The fascinating phenomenon of tides can be modeled and predicted relatively simply as a sum of sinusoids, with a different set of amplitudes and phases for each location. In this presentation I discuss tide prediction using mechanical and digital computers.

Tide predictions are typically plotted graphically, but they can also be sped up and converted to audible sound (a process called “sonification”) to provide a different perspective. I will discuss implementation details and play audio samples using harmonic constituent data from various NOAA tide stations.

This guide was created with the help of AI, based on the presentation's transcript. Its goal is to give you useful context and background so you can get the most out of the session.

What this presentation is about and why it matters

This talk shows how the predictable part of ocean tides can be modeled as a sum of sinusoids (harmonic constituents), how early mechanical tide computers implemented that synthesis, and how the same math can be sped up and converted into sound (sonification). For engineers, this is a compact, concrete case study that ties together classical Fourier‑style synthesis, parameter estimation from real sensors, numerical oscillator design, and perceptual data presentation. You’ll see practical tradeoffs: how to convert very slow physical signals into audible signals, how to compute many tones efficiently, and what the data limitations are when you rely on empirical harmonic fits rather than first‑principles fluid dynamics.

Who will benefit the most from this presentation

This talk is most useful to:

• Signal processing students and professionals who want a real‑world example of Fourier synthesis and constituent modeling.
• Embedded systems and audio engineers interested in efficient oscillator implementations and batch audio generation.
• Data scientists and visualization practitioners curious about sonification as an alternate modality for exploring time series.
• Anyone who wants a compact demonstration of how measurement, parameter estimation, and synthesis fit together in a deployable pipeline.

What you need to know

Key ideas you should be comfortable with before watching:

• Sinusoidal synthesis: The predictable (astronomical) part of the tide at a fixed location is well approximated by a sum of sinusoids called harmonic constituents.
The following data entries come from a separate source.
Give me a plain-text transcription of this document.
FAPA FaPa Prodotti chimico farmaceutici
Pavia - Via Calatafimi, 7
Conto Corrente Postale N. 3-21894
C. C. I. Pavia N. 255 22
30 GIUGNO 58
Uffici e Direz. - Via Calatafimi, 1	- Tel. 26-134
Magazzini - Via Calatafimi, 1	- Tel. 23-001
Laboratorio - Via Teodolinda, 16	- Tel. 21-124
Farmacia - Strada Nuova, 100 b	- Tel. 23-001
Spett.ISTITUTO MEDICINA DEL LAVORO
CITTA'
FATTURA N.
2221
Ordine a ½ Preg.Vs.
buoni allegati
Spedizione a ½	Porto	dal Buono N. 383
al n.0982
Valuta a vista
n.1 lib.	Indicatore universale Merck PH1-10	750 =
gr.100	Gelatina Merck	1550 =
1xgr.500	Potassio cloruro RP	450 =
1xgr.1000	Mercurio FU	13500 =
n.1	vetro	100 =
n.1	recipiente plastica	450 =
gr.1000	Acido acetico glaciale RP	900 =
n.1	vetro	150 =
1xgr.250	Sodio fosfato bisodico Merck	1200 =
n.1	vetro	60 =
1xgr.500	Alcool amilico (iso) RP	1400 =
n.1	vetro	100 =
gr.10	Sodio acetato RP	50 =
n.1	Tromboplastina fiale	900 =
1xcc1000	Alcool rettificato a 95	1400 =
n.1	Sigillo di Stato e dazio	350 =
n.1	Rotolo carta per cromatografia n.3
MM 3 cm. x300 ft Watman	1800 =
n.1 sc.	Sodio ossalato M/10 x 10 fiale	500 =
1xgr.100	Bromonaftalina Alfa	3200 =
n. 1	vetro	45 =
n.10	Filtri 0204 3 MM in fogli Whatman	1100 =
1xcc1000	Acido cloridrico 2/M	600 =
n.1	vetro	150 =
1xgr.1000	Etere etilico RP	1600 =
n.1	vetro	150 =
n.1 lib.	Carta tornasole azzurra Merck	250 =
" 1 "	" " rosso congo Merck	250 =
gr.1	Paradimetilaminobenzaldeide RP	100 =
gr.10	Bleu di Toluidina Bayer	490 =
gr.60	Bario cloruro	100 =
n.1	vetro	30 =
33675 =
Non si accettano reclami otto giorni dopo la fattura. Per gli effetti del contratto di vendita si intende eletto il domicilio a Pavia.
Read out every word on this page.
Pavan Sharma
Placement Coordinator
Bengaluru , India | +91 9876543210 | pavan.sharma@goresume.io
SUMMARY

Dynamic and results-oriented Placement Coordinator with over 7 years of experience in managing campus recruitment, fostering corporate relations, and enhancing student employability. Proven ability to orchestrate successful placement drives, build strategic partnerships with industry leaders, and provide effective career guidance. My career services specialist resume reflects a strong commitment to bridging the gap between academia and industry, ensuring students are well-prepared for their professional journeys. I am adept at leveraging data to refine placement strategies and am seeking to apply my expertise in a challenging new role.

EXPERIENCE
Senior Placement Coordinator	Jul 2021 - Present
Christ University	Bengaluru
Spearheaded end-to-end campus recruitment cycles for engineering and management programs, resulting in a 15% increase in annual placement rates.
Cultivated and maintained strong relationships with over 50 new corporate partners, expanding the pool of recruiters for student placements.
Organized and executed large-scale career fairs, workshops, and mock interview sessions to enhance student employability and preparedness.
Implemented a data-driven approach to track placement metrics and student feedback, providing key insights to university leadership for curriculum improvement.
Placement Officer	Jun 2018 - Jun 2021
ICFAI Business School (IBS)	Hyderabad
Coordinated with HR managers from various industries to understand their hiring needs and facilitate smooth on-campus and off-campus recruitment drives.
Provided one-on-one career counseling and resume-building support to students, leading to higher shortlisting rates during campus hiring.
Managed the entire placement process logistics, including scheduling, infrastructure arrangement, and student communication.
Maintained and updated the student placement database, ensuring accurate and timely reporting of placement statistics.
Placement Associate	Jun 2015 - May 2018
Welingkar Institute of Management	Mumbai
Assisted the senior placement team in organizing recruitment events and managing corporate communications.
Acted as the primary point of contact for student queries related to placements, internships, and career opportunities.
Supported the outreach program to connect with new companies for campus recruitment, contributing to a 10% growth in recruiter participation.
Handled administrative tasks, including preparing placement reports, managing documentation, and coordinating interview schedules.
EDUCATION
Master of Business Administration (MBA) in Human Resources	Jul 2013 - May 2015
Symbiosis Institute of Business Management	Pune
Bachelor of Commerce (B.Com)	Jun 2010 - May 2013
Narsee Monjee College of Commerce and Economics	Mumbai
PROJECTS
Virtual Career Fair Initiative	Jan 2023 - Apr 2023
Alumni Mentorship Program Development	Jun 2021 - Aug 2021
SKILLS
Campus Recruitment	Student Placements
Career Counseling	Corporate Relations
In compact notation the model is
  \[H(t)=\sum_{k} A_k\cos(\omega_k t+\phi_k)\]
  where each constituent has amplitude $A_k$, angular frequency $\omega_k$, and phase $\phi_k$.
• Parameter estimation: Real tidal data is fit to this model using least‑squares regression rather than a simple DFT, because the constituent frequencies are known a priori and they do not align with uniform DFT bins. Least‑squares tolerates irregular sampling and gaps in the record.
• Beating and spectral content: Close but nonidentical frequencies (e.g., solar vs lunar components) produce beats and slow modulation. When you speed the signal up into audio, these beats and their harmonics determine perceived texture and roughness.
• Sonification choices: Converting a very slow process to audible time involves a speed‑up (time warp) and either direct frequency scaling (map constituent frequencies into the audible band) or other mappings (AM/FM, mapping amplitude to loudness). Be aware of sampling rate, aliasing, and perceptual limits.
• Efficient oscillator algorithms: Generating thousands of sinusoids can be CPU‑heavy if you call trig libs for every sample. Recurrence‑based quadrature oscillators (e.g., Levine’s oscillator) compute sine/cosine updates with a few multiplies and adds per sample and are far faster for large batches.
• Numerics and stability: When using recursive oscillators, care with initial conditions, normalization, and coefficient update when changing frequency is important to avoid drift or amplitude error.

Glossary

• Harmonic constituent — A single sinusoidal component (amplitude, frequency, phase) used to model the tidal signal at a location.
• Sonification — Conveying data via sound instead of (or in addition to) visual plots.
• Least‑squares fit — A regression method that estimates constituent amplitudes and phases by minimizing squared error against measured water‑level samples.
• Fourier synthesis — Reconstructing a signal by summing sinusoidal components (same idea used for harmonic constituents).
• Beat frequency — The slow amplitude modulation that results when two nearby frequencies interfere; perceptually important when converting to audio.
• Overtide / Overtone — A harmonic of a base tide frequency; in tidal science these can be generated by nonlinear interactions.
• Quadrature oscillator — A recursive algorithm that produces sine and cosine samples (in quadrature) efficiently per time step.
• Sampling rate — Number of audio samples per second used when rendering sonified output; determines time‑to‑audio mapping and aliasing constraints.
• DFT bin mismatch — The situation where signal frequencies do not coincide with discrete Fourier transform bins, motivating non‑DFT estimation methods.
• Topography (in tide context) — Coastline and seafloor shape that shifts the local amplitude and phase of constituents; treated empirically in harmonic models.